When I first started this blog, I wrote:
A little about me: I am a devoutly Catholic theology teacher who loves a popular culture that often, quite frankly, hates me. I grew up absorbing every movie, TV show, comic book, science fiction novel, etc. I could find. As of today I’ve watched over 2100 movies and tv shows. They take up a huge part of my life. I don’t know that this is a good thing, but it has given me a common vocabulary to draw from in order to illustrate whatever theological point I make in class. I’ve used American Pie the song to explain the Book of Revelation (I’ll post on this some time later) and American Pie the movie to help explain Eucharist (don’t ask). The point is that the popular culture is popular for a reason. It is woven into the fabric of our lives and imaginations, for good or ill. In this blog I will attempt to bring together the things of heaven with the things of earth. Of course this goal may be too lofty for someone like me.
Over the past 3 years I still been unable to reconcile this main dilemma in my mind or heart: I love pop culture, but so much of it is opposed to God. Do I abandon pop culture all together? Do I engage it from afar? Can I enjoy something that has questionable morals and values.
I would venture to say that I have touched upon these ideas in the past 3 years, but I daresay none of them have been resolved. The format of essay-writing does not lend itself as much to open-ended explorations of a topic. To not have a strong thesis makes your essay feel like a rambling litany of nonsense. But since I myself am unresolved on a lot of these points, I have struggled with how to address them.
Then I remembered my love of Plato. Reading his Socratic dialogues made philosophy come alive for me. He made the search for wisdom not just enlightening, but dramatic. And my putting the points that needed to be made in the mouths of different characters, Plato could explore all different sides of an issue (though Socrates was almost always the one with the "right" view).
And here I have found my method for exploring this question. If I can write them out in a way that boldly presents the different points of view and I can have them battle each other in the arena of ideas, maybe some truth and light will emerge.
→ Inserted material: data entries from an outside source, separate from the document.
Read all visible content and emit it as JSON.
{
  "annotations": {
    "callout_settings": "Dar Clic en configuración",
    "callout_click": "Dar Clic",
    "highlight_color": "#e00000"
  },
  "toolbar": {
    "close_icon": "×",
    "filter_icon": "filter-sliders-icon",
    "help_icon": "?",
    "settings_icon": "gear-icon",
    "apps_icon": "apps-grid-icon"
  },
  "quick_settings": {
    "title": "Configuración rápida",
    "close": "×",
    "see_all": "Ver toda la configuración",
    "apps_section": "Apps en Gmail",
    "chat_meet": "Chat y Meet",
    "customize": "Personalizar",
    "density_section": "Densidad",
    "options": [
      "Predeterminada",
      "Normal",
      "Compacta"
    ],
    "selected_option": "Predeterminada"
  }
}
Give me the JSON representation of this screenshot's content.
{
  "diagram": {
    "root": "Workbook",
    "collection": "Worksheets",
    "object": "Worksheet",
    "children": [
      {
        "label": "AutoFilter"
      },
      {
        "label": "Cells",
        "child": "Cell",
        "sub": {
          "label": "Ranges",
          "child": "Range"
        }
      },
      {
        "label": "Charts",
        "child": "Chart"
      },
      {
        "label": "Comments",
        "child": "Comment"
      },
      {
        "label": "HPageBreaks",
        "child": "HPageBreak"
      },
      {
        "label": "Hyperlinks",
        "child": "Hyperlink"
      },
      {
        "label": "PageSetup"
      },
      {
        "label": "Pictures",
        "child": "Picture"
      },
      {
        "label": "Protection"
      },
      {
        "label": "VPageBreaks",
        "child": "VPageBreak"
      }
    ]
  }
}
And so I would like to introduce a new feature that will be coming this summer:
The Catholic Skywalker Dialogues.
I will be writing these on various topics regarding Catholicism art, and popular culture. Here is where will put in plain language the issues at hand. I cannot guarantee that we will find the best answers. But I will hopefully make things clear, entertaining, and hopefully enlightening.
The first part will premiere within a week. I look forward to your feedback as always.
And I thank you again for all of your kind words over the years. I truly treasure them.
So I praise God for these past 3 years together with you and I pray that He blesses whatever is to come next.